For fungi, both species richness and evenness were strongly driven by physical variables, such as riparian shading, with a significant positive correlation between both indices and riparian shading (Figs. 6, S8). Fungi are the primary decomposers of the leaf litter, therefore, more sensitive to variation in the litter environment [96]. Riparian shading could have important effects on stream organic inputs by directly affecting the amount of litter entering [97, 98], accordingly becoming a crucial driver of fungal species richness. The fungal species richness and evenness were also driven by other physical factors, such as flow speed and width, which characterized the hydrological changes (Fig. 6). This finding was consistent with previous researches that have demonstrated the significant influence of hydrological conditions in shaping bacterial diversity [99, 100]. This is because regional hydrological transport can directly influences the community, with microorganisms being actively or passively dispersing along hydrological flow paths, thereby reaching downstream habitats [101]. Stream width may also reflect human influence, as wider streams have larger catchments and more complex human impacts or nutrient conditions [17].

It should be noted that the community assemblages for bacteria and fungi were strongly driven by climatic factors (Figs. 6, S8). For instance, the mean annual temperature was the strongest driver for the dissimilarities of bacterial and fungal community compositions, which could be attributed to the effect of temperature on microbial enzyme activity and its role as a primary driver of biological metabolic processes [102, 103]. In addition, mean annual precipitation was also a predictor of fungal community composition in the streams, although its relative importance is relatively lower than that observed in other ecosystems such as soils [82]. Precipitation could arouse higher stream flow, which causes increasing riparian soil input and sediment resuspension in rivers, eventually acting on microbial communities [17]. Generally, mean annual temperature and precipitation could directly regulate bacterial diversity and composition through speciation, competition, and dispersal of microbial communities, or indirectly through mediating other environmental factors [104].

Conclusion

In conclusion, we conducted a comprehensive study on the elevational patterns of stream bacteria and fungi in the Mt.
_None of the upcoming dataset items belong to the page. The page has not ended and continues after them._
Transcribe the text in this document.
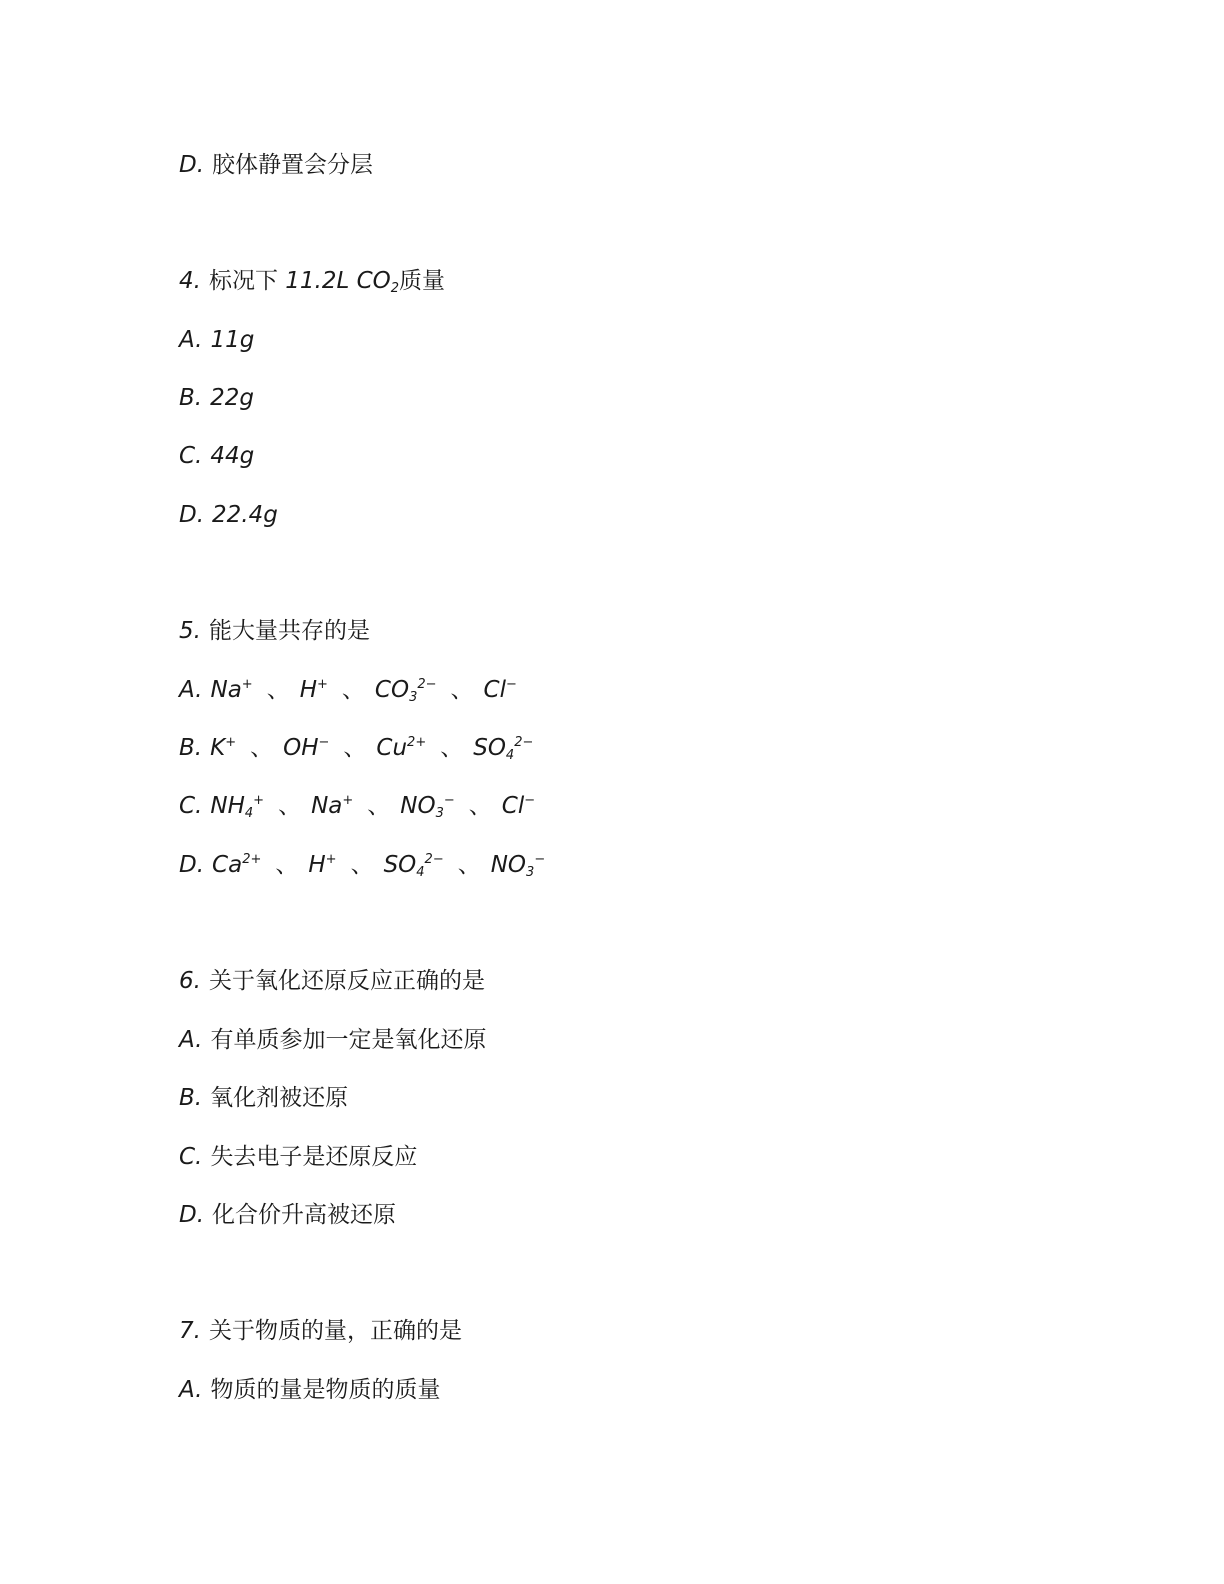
D. 胶体静置会分层
4. 标况下 11.2L $CO_2$质量
A. 11g
B. 22g
C. 44g
D. 22.4g
5. 能大量共存的是
A. Na+ 、 H+ 、 $CO_3^{2-}$ 、 Cl−
B. K+ 、 OH− 、 $Cu^{2+}$ 、 $SO_4^{2-}$
C. $NH_4^+$ 、 Na+ 、 $NO_3^-$ 、 Cl−
D. $Ca^{2+}$ 、 H+ 、 $SO_4^{2-}$ 、 $NO_3^-$
6. 关于氧化还原反应正确的是
A. 有单质参加一定是氧化还原
B. 氧化剂被还原
C. 失去电子是还原反应
D. 化合价升高被还原
7. 关于物质的量，正确的是
A. 物质的量是物质的质量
Kilimanjaro region, and revealed the potential mechanisms underlying the observed patterns. We found that there were no consistent elevational patterns in species richness and evenness for the two microbial taxonomic groups bacteria and fungi, with the former showing a rarely monotonically increasing trend while the latter a nonsignificant trend. However, the beta diversity between the two taxonomic groups showed a consistent trend, i.e., significant elevational distance decay in community similarity. The inconsistency of species richness or evenness patterns between bacteria and fungi may be attributed to their different underlying drivers, with bacteria mainly by chemical factors such as total nitrogen and phosphorus, while fungi by physical factors such as riparian shading. For beta diversity, the consistent patterns may be related to the drivers of regional factors such as mean annual temperature and precipitation. Our study shows a new genetic data collection for better understanding the effects of multiple environmental stressors on stream microbes in this rarely studied region in Africa, and further provides novel insights on the response patterns of tropical aquatic microbial community composition and diversity under climate change.